I was looking for someone old enough to give Richard an insight into how this fragile community had changed over the decades, but with enough energy to put him through his paces. A mentor who was fun and lively, but who would be strict with his new recruit. Many of the Samburu I had met so far hadn’t seen a television, let alone a film crew and were understandably reticent about having a white man come to stay.

Samburu villages are scattered over a vast distance. The only way to reach many of them is by driving for hours through rugged terrain. After two hours on dusty tracks, one puncture and a sandstorm I spotted a cluster of huts nestling at the foot of the ndoto mountains. It was late morning. The sun was at its highest and harshest. Through the heat haze on the horizon I made out the shape of a Samburu herder behind a snaking line of cattle. The villages told me he was Lemerigchen, a revered elder. He greeted us with a smile.

I immediately warmed to him.

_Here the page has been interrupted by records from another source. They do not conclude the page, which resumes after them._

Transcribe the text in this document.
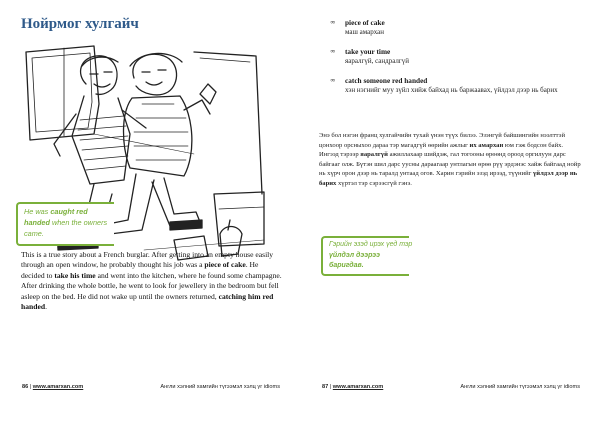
Нойрмог хулгайч
He was caught red handed when the owners came.

This is a true story about a French burglar. After getting into an empty house easily through an open window, he probably thought his job was a piece of cake. He decided to take his time and went into the kitchen, where he found some champagne. After drinking the whole bottle, he went to look for jewellery in the bedroom but fell asleep on the bed. He did not wake up until the owners returned, catching him red handed.

86 | www.amarxan.com	Англи хэлний хамгийн түгээмэл хэлц үг idioms
∞ piece of cake
маш амархан
∞ take your time
яаралгүй, сандралгүй
∞ catch someone red handed
хэн нэгнийг муу зүйл хийж байхад нь баржаавах, үйлдэл дээр нь барих

Энэ бол нэгэн франц хулгайчийн тухай үнэн түүх билээ. Эзэнгүй байшингийн нээлттэй цонхоор орсныхоо дараа тэр магадгүй өөрийн ажлыг их амархан юм гэж бодсон байх. Ингээд тэрээр яаралгүй ажиллахаар шийдэж, гал тогооны өрөөнд ороод оргилуун дарс байгааг олж. Бүтэн шил дарс уусны дараагаар унтлагын өрөө рүү эрдэнэс хайж байгаад нойр нь хүрч орон дээр нь таралд унтаад огов. Харин гэрийн эзэд ирээд, түүнийг үйлдэл дээр нь барих хүртэл тэр сэрээсгүй гэнэ.

Гэрийн эзэд ирэх үед тэр үйлдэл дээрээ баригдав.
87 | www.amarxan.com	Англи хэлний хамгийн түгээмэл хэлц үг idioms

I explained what the documentary was about and showed him a photo of Richard. “Never” he laughed “this white man will never be able to cope with our way of life” To prove this point, Lemerigchen with a mischievous grin gave me a lesson in cattle herding. He sent me off with four energetic calves. Soon I was chasing them in every direction through thorn bushes in the punishing heat. Five minutes passed I was exhausted. Cattle herding clearly wasn’t part of my contract!

In this remote and neglected area life is brutal and tough. We sat and chatted over a gourd of milk. Lemerigchen explained he’d lost cattle to drought, his brother to tribal warfare and a child to illness. He’d fought bloody battles to protect his herd, gone for days without food and water in times of drought and suffered prejudice and abuse when he’d gingerly ventured 200 miles to the city to find paid work. Yet he never gave up. In Lemerigchen I had found a remarkable man. Three weeks later I returned with Richard. Both men were devoted to their cattle. The bond transcended the differences between their worlds. Over the weeks we filmed, these unlikely colleagues developed a strong and genuine friendship.